I'm not oppposed to experimental drug use. I'm opposed to meth. If you like speed, there are plenty of safer alternatives: the aforementioned bennies, adderall, etc.

But you're right about "the drug ladder." Maybe "the drug poset?"
posted by sonofsamiam at 9:55 AM on February 7, 2005


but crack didn't cause the downfall of western civilization

Been to Baltimore recently?


Good point. Just because the hype in the papers has stopped and moved on to other trendy issues dosen't mean people have stopped using crack and that all the crap it brings with it dosen't continue.

As far as meth goes, I've never tried it, and just about everything I've heard about it makes me relatively glad of that fact.
posted by jonmc at 1:45 PM on February 7, 2005


legalize. remove taboo. prescriptions now available.

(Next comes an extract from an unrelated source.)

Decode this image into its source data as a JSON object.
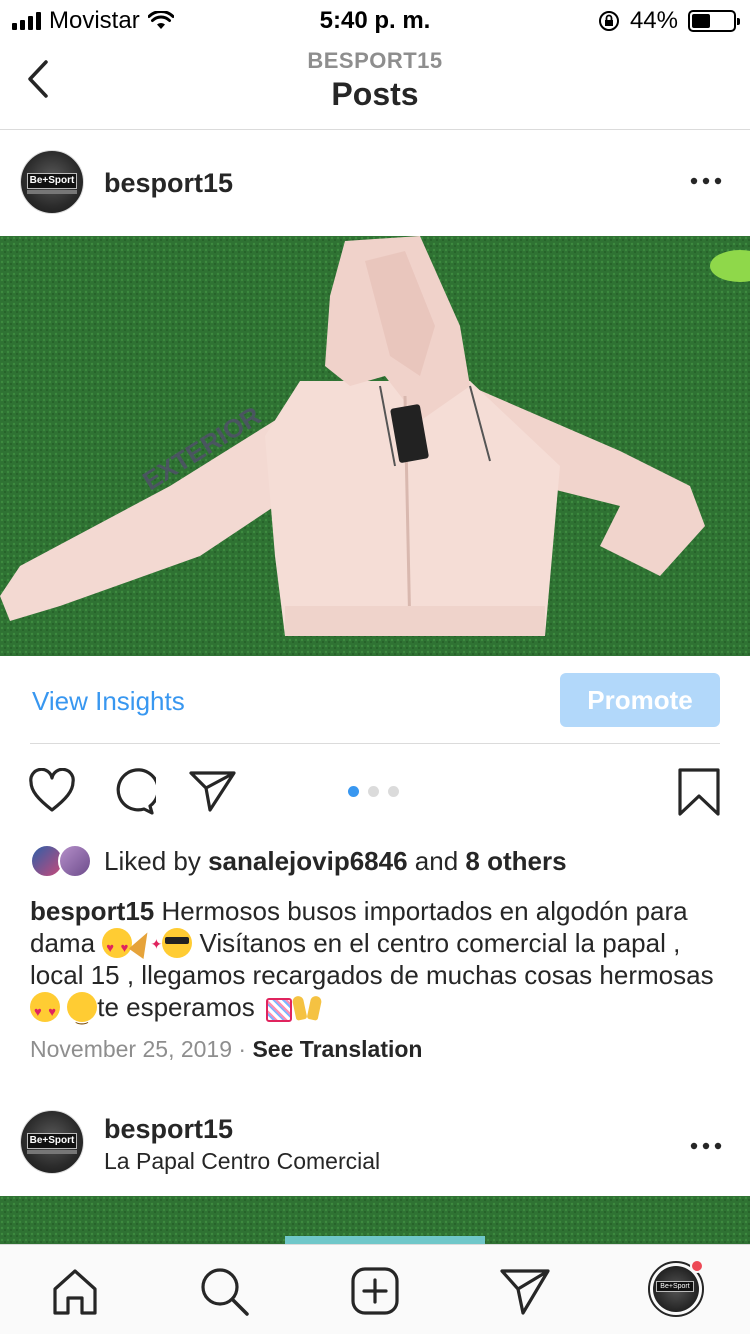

and duo jet, what do you know. t'art prudish i'll wager.
posted by gorgor_balabala at 8:39 PM on February 8, 2005


Hey! I knew a guy once who took meth and didn't end up an addict! That means its ok, right?

Right?

Recreational use?

People here, like in the other thread, who have no idea what they are talking about.

Reports of recreational, functional meth use in the workplace, at malls, etc are highly exaggerated.

And by 'highly exaggerated', I mean absolute bullshit.
posted by DuoJet at 10:10 AM CST on February 7


The truest statement in this entire thread.

Also, my state (TN) accounts for 75% of meth lab seizures in the Southeast.